First of all, as evidenced by the aforementioned amateur BBC reporter from Cairo, when you study abroad within about a month you are officially an expert on all political, cultural and social issues of that nation. They will tell you what ethnic groups are the most divided over there. They will tell you how that country's residents feel about America, Britain or whatever allied country they happen to hail from, generally dispelling stereotypes you previously held. This is of course based on the fact that their assigned student sponsor or tour guide took them to a flea market, showed them the city's hottest dance club and taught them some slang terms, all while not stealing their passport or Ipod. Based on this ambassador of goodwill who they've been facebook friends with for a month now, study abroad students can tell you with 100% certainty that our perceptions of that country were completely wrong and that "They really don't have ill feelings towards America. Everybody was really nice to us." Yeah thanks, of course the foreign students in your exchange/study abroad program or your local sponsor were totally swell. They're kinda you know...educated..and supposed to be diplomatic. If a foreign exchange student comes to America they will probably have a high opinion of the Georgetown students or nice midwestern family they stay with too. However if we sent these kids to be shown around Biloxi, Mississippi by a couple of rednecks they'd probably feel a little less welcome. So maybe don't jump to conclusions on how an entire nation feels based on the opinion of one friendly kid you got drunk with who taught you how to say "cocksucker" in French.

Along with the fact that students gain the ability to solve all complex foreign conflicts between nations upon completing their study abroad experience, they also gain an insight into why the country they visited is so much nicer than the good ol' US of A. This is usually expressed through their longing for "real Italian food" or lamenting of the fact that "Guiness really tastes so much better in the UK/Ireland where it's served at a lukewarm temperature." Civil war and aviation museums in America no longer compare to the beautiful art museums and engineering exhibits they saw in Paris and Prague. This is all assuming of course that they visited Europe. If they visited a 3rd world country in say South America or Africa, they will regale you with tales of how much they miss the "personality" of the country they studied in. This is to say they miss taking pictures of themselves with impoverished minority children, gypsies, and farm animals wearing the area's traditional garb. "Just such a simple, beautiful culture over there, you couldn't imagine." Really? You long for the experience of hugging smelly children and holding goats? Go visit rural Tennessee.

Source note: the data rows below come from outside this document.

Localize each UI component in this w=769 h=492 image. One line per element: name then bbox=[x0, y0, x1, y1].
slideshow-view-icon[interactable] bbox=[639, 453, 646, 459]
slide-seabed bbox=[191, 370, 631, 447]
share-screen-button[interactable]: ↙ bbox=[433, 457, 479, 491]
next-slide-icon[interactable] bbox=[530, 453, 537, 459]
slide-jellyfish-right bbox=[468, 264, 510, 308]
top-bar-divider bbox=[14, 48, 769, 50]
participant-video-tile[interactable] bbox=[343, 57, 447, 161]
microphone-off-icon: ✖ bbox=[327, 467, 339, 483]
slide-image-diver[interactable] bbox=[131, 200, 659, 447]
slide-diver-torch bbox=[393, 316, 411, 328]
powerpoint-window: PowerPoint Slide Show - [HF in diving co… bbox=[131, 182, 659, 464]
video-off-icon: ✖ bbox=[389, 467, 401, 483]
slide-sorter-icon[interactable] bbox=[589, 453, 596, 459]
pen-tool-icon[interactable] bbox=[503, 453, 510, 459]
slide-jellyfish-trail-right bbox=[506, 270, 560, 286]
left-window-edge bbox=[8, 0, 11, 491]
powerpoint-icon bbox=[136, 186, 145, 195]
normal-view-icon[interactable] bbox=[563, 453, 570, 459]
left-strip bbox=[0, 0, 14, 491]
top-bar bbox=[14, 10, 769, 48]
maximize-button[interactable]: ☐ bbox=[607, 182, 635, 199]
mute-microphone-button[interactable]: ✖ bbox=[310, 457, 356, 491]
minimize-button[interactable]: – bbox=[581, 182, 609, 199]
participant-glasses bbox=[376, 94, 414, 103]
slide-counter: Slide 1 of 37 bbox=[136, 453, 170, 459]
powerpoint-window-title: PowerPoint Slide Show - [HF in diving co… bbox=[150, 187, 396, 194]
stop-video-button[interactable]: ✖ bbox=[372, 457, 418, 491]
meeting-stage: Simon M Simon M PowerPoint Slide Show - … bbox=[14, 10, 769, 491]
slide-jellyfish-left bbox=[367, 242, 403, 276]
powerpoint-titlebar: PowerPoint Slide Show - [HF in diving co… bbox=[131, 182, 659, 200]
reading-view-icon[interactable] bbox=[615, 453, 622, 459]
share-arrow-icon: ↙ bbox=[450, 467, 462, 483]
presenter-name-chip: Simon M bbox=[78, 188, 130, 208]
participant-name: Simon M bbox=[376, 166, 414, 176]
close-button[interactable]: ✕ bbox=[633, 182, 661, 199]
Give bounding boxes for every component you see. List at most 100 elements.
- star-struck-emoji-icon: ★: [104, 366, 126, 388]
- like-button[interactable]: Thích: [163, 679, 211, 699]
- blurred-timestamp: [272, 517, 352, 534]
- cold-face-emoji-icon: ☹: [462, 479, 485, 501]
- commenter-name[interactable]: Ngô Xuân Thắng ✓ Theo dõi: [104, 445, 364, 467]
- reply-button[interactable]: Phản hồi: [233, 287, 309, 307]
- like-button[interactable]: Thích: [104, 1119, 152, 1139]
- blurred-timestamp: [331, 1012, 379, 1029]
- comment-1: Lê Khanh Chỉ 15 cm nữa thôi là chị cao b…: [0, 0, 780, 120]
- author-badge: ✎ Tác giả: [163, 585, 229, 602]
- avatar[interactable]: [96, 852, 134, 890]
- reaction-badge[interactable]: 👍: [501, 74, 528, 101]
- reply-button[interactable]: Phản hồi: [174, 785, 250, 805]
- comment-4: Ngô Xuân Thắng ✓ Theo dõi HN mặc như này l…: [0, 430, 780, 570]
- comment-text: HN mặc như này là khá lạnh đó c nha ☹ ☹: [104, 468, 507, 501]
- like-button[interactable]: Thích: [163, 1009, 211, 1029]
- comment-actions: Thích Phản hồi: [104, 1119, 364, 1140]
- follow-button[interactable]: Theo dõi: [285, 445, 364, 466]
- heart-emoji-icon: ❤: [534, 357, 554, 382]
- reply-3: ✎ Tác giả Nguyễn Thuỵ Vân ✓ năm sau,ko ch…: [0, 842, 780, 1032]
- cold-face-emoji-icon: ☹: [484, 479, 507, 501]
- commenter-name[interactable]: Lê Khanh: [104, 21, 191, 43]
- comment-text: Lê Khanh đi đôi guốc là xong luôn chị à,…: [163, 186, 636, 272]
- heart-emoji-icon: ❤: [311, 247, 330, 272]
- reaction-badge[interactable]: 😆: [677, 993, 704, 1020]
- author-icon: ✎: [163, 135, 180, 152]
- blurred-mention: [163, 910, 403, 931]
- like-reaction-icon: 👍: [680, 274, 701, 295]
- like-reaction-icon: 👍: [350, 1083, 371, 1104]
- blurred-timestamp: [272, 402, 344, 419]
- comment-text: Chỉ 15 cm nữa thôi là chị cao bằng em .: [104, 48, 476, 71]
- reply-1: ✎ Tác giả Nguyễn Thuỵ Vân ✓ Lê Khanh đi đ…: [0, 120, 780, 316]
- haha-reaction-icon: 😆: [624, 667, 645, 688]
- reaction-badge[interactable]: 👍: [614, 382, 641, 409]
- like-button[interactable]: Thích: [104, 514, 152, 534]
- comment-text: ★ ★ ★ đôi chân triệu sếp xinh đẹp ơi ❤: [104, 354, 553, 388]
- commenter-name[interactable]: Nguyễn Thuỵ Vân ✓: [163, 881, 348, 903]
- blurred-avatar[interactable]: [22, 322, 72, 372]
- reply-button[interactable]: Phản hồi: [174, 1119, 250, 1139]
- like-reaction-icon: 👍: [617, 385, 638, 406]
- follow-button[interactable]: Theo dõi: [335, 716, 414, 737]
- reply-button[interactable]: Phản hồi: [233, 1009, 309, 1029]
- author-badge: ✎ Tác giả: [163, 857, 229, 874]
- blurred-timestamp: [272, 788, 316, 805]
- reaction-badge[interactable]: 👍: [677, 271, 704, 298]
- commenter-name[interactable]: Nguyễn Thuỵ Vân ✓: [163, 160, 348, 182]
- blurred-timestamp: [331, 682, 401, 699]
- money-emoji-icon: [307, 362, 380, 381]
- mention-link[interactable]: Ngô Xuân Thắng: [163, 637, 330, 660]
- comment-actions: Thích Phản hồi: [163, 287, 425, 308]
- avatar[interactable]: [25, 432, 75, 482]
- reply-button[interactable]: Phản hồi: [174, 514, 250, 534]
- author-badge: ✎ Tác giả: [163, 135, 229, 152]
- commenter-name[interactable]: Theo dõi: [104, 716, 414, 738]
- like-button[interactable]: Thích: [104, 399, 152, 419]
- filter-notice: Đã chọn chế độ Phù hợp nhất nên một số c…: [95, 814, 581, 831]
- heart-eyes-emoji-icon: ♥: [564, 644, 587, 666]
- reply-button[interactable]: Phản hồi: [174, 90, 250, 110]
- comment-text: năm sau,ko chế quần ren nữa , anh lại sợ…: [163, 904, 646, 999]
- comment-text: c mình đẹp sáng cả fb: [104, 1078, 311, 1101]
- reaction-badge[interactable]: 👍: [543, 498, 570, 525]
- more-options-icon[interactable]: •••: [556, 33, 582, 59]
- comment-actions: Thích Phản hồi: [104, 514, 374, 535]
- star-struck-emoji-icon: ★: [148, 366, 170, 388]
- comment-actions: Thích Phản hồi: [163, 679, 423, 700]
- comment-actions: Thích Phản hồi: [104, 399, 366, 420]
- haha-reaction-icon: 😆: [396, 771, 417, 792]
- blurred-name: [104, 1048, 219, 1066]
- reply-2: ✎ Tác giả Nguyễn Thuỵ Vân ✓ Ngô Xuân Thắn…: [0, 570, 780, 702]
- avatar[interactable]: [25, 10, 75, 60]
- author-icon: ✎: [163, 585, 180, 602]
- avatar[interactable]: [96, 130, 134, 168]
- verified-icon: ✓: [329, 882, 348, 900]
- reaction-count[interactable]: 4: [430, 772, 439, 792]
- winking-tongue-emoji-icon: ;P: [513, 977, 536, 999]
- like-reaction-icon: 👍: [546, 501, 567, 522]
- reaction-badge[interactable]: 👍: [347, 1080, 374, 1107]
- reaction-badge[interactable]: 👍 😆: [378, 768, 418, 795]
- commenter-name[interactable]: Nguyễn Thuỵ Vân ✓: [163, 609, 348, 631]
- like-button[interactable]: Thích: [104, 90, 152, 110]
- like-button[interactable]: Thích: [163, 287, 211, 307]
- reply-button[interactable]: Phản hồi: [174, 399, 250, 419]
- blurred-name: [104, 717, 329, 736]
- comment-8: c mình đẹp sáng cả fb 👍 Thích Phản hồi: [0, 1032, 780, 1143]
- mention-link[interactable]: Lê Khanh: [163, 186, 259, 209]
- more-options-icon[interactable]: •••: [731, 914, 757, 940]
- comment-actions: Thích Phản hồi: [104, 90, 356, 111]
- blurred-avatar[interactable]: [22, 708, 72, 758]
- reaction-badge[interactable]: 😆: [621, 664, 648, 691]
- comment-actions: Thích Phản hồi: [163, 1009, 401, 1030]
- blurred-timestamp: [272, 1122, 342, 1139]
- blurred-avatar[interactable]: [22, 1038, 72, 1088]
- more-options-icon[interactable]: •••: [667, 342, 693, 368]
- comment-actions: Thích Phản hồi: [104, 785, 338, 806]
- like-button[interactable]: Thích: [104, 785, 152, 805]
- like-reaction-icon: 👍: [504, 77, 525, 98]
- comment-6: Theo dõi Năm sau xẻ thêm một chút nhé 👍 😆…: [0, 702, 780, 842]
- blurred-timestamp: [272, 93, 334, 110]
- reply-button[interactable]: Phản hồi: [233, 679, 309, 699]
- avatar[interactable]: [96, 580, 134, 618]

Fortunately when encountering these future peace-corp volunteers you don't have to hear about how much better the food was over there. Generally when all you have to work with in the kitchen cupboard is rocks, grasshoppers and sticks, you're not gonna be able craft too much gourmet cuisine for your backpacker guests from UVA.

Anyways I'm obviously not opposed to foreign travel. Once I have money I'd like to do the Anthony Bourdain thing and travel to some foreign countries, eating exotic foods and drinking beers with a higher alcohol %. Just..you won't be hearing all about how it changed my life and I now have a complex understanding of another culture that you can't relate to. I won't be bitching to you about how some beer with a "Veissen" or "Gartner" in it's name is far better than Coors Original. Most of all, I will not be longing to leave my comfortable existence in the greatest nation in the world to permanently reside in the mountains with goats and poor kids. So stop blowing yourselves study abroaders. Just because you've been to an art museum and enjoyed a bowl of authentic "ceviche" doesn't mean you're Christopher Colombus.